Em 2014, o Brasil do futebol mais vitorioso e festejado do mundo terá encontro marcado com o Brasil que é pereba na infraestrutura, perna de pau na educação, consistente na desigualdade social e matador na corrupção. Nenhum dos dois é uma mentira, mas, naturalmente, estranham-se no espelho. ...
Em 2014, o Brasil do futebol mais vitorioso e festejado do mundo terá
encontro marcado com o Brasil que é pereba na infraestrutura, perna de
pau na educação, consistente na desigualdade social e matador na
corrupção. Nenhum dos dois é uma mentira, mas, naturalmente,
estranham-se no espelho.
A Copa do Mundo que se disputará de 12 de junho a 13 de julho do ano
que começa será a mais difícil da história para o Brasil. A previsão de
dureza para aquele que o mundo inteiro vê como o “país do futebol” — por
ser a única nação pentacampeã e também a única a ter comparecido a
todas as edições do evento, desde que um torneio capenga com a presença
de quatro escassas seleções europeias abriu a série em 1930, no Uruguai —
não leva em conta apenas as chances esportivas da equipe comandada por
Luiz Felipe Scolari. Mesmo em uma Copa maiúscula, que contará com a
presença de todas as equipes que já levantaram a taça, ninguém seria
louco de subestimar o Brasil, muito menos jogando em casa. O prognóstico
cauteloso se deve mais a fatores extracampo, que desta vez não
poderemos nos dar ao luxo de relegar a segundo plano. Haja o que houver,
seja quem for o campeão, existe desde já uma certeza: na Copa do Mundo
do Brasil, o Brasil vai se encontrar com o Brasil — o país onde se joga o
futebol mais vitorioso e festejado do mundo com o país que é pereba na
infraestrutura, perna de pau na educação, consistente na desigualdade
social e matador na corrupção.
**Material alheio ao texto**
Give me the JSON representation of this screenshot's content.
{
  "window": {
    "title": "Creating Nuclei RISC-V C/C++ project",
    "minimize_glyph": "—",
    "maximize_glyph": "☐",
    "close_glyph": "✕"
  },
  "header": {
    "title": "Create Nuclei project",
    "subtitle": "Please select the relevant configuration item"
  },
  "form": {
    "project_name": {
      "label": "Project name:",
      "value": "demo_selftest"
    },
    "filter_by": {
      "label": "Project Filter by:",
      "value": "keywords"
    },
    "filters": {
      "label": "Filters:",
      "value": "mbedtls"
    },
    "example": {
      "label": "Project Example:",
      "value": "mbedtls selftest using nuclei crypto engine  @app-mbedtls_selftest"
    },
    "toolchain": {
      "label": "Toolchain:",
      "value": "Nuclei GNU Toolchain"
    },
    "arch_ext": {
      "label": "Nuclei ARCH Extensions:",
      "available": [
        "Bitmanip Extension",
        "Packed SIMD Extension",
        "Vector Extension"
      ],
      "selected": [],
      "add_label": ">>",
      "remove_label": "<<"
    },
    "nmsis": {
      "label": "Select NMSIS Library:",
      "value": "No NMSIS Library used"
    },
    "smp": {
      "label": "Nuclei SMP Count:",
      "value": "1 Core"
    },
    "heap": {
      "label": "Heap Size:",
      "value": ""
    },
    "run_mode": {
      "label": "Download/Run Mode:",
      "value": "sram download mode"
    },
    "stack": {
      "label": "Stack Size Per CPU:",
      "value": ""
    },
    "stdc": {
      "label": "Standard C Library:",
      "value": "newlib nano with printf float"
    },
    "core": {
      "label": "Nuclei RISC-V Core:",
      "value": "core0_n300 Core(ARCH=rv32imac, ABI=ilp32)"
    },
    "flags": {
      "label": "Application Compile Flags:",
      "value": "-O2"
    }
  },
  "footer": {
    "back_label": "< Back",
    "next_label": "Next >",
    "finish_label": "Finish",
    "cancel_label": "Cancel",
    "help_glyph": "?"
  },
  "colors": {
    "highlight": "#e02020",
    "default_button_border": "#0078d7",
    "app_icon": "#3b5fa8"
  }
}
Nenhum dos dois é uma mentira, mas,
naturalmente, estranham-se no espelho.
O SONHO DIANTE DO ITAQUERÃO
Deyvid Arnaldo da Silva, de 11 anos, nascido e criado em Itaquera, bairro da Zona Leste de São Paulo onde se constrói o estádio em que Brasil e Croácia farão a abertura da Copa, tem um sonho alimentado nas peladas de terra batida: “Ser igual ao Messi, o melhor do mundo”. Improvável, mas só quem não conhece o Brasil diria que é impossível.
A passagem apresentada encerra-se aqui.